Create a new flight when:
- A completely new objective emerges
- The discovered work is independent of the current flight's goal
- The new work serves different mission success criteria
State Transitions
| From | To | Trigger |
|---|---|---|
| planning | ready | Pre-flight checklist complete |
| ready | in-flight | First leg begins |
| in-flight | landed | All legs complete |
| in-flight | aborted | Flight cancelled, changes rolled back |
| landed | completed | Debrief complete |
Connecting to Parent Mission
Flights serve missions.

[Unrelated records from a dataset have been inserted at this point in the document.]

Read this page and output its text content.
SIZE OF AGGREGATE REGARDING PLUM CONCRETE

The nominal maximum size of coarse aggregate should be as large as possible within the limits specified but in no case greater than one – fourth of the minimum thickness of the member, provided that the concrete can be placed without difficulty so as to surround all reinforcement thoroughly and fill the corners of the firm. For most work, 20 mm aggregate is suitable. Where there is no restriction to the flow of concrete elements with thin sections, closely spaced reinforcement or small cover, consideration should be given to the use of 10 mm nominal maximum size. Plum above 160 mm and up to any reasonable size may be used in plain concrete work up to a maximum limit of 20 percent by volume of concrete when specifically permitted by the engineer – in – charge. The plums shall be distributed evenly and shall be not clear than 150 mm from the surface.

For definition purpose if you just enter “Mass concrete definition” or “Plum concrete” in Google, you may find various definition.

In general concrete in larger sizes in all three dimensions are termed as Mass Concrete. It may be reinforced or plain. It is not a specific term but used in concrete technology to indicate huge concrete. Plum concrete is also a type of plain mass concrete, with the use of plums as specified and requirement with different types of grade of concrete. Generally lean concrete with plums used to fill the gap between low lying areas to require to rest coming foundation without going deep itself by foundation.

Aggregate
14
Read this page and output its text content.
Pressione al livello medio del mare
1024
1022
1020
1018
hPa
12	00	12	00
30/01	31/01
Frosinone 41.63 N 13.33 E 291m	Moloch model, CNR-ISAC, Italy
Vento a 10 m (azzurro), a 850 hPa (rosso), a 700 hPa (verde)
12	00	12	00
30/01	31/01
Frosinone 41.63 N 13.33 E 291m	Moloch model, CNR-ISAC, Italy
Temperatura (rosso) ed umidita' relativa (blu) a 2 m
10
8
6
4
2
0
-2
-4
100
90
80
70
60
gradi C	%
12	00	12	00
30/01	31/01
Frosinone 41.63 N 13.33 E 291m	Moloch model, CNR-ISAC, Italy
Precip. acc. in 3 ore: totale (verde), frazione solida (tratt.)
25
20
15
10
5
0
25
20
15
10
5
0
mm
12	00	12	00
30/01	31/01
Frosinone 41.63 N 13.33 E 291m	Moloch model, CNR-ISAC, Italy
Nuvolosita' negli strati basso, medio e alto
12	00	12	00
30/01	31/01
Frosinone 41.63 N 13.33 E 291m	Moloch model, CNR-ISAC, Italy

Each flight should clearly link to:
## Mission Link
**Mission**: [Secure User Authentication](../mission.md)
**Contributing to criteria**:
- [ ] Users can create accounts with email/password
- [ ] Session management handles concurrent logins
This traceability ensures flights aren't orphaned work—they connect to meaningful outcomes.
Connecting to Child Legs
Flights generate legs. The flight defines what needs to happen; legs define the exact implementation steps.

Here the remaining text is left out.